The table below shows whether parents and children felt that they had spent more time exercising with their family as a direct result of the programme.
Continued physical activity
In order to encourage sustained physical activity, the programme taught families games which could be played without specialist equipment at home as well as providing them with free equipment and ideas to take away.
This was highlighted in the feedback given at the end of the programme. An example parent and child comment are shared below.
“This programme gave lots of ideas to take part in physical activities with my children and enhanced my knowledge of healthy eating”
Rizwana Jatala, Parent, St Barnabus.
“I enjoyed that you can get active with everybody and get to learn new games that are fun”
Francesca Ship, 11, Maryvale.
A wider aim of the programme was to promote healthy eating tips and considerations through the inclusion of nutritional content in each session.
In the pre and post programme questionnaires, parents were asked how many portions of fruit and vegetables they ate daily as well as the amount of unhealthy snacks (such as crisps, chocolate or cake) they consumed.
The figure below shows an increase of 38.8% of portions of fruit and vegetables eaten per day. Families recorded an average of 2.8 servings prior to the programme rising to an average of 3.8 servings after the programme.
The programme also had a positive impact on the quantity of unhealthy snacks consumed per day. Families consumed an average of 1.8 unhealthy snacks prior to the programme and an average of 1.5 unhealthy snacks after the programme; a 13.3% reduction.

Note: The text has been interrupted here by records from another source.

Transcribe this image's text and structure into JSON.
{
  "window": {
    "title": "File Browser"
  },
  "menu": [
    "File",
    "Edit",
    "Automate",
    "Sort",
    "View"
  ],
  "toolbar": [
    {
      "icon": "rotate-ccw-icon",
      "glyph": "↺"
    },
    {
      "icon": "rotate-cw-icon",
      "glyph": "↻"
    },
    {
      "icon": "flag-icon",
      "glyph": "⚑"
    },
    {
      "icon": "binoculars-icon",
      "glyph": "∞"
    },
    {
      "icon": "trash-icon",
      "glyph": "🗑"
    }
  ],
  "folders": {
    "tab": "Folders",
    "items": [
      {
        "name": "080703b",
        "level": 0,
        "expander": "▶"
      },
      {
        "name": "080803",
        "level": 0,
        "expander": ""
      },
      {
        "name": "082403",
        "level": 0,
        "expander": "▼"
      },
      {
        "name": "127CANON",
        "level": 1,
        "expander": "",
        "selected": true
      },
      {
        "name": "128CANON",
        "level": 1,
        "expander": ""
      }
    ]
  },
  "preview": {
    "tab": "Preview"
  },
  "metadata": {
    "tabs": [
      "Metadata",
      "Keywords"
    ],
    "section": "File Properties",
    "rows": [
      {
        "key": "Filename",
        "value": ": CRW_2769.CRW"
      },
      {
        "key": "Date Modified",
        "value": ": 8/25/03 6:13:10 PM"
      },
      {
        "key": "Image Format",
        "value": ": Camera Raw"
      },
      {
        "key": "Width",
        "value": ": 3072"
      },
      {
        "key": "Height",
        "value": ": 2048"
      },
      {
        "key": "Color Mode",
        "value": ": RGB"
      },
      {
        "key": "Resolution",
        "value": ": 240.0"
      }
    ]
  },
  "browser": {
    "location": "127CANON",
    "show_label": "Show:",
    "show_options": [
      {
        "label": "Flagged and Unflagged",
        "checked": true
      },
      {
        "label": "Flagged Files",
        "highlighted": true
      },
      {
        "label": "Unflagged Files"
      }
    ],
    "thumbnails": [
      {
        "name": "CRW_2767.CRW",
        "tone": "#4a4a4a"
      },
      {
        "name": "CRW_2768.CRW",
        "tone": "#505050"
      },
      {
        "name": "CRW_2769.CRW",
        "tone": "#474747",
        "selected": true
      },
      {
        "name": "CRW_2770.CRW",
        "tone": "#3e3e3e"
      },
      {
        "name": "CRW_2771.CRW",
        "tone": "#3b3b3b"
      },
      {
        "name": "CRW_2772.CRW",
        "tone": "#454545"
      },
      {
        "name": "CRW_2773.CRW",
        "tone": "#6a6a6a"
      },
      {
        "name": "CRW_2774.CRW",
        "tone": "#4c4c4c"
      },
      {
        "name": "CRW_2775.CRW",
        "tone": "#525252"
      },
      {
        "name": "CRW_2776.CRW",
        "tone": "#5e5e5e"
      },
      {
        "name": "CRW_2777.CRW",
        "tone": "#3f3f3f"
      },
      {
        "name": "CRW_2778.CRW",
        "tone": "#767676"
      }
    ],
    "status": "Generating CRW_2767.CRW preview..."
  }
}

The resources used on the programme included specialist equipment to support the participants’ understanding of healthy active lifestyles. Food group replicas, healthy eating plate floor mats, portion size fruit guides and key information posters were integrated into physical activity sessions to allow active learning to take place. The physically active sessions have created memorable learning experiences, as noted by a parent at St Barnabus:
“It’s been great, lots of activities that the boys have loved and a balance of information about healthy food and activities to remember that. Also we have definitely benefitted from an enthusiastic motivated and friendly teacher”
Clair Cox-Peel, Parent, St Barnabus
Furthermore, the impact data shows that parents felt their knowledge of healthy active lifestyles had improved as a direct result of the programme. Prior to taking part in Active Families, all parents were asked to rate themselves out of 10 on their knowledge of healthy active lifestyles, with 10 being an excellent knowledge and 1 being very little knowledge. The participants increased their knowledge by 21%, averaging 6.9 before the programme and improving to 8.3 after the programme, as shown in the figure below.
Strengthening home-school community link
The programme has also strengthened the home-school link for many families across Erdington.
By directly accessing the school to take part in the sessions, 95.83% of parent respondents felt that they had increased their involvement in their child’s school since the programme began.
On completion of the programme, all families were signposted to local leisure facilities and community physical activity centres as well as parks and gardens across Birmingham to foster lifelong participation in activity.
Many participants commented that the social group created through the active families programme provided encouragement to come back.
“I enjoyed the activities and the bonding with the other adults and children. The trainer was also excellent in her approach and teaching.”
Nigel Warmington, Parent 48, at Birches Green
School didn’t allocate suitable sized hall for session requirements. Percentage of families completing the programme could have been higher if the hall space was allocated for the session.
Some schools were oversubscribed with a wait list of 20 families and other schools struggled to get participants. The sessions could be very effective over 2 nights per week in certain schools.
Grandparents attended some sessions where parents were unable to attend – this could be actively encouraged.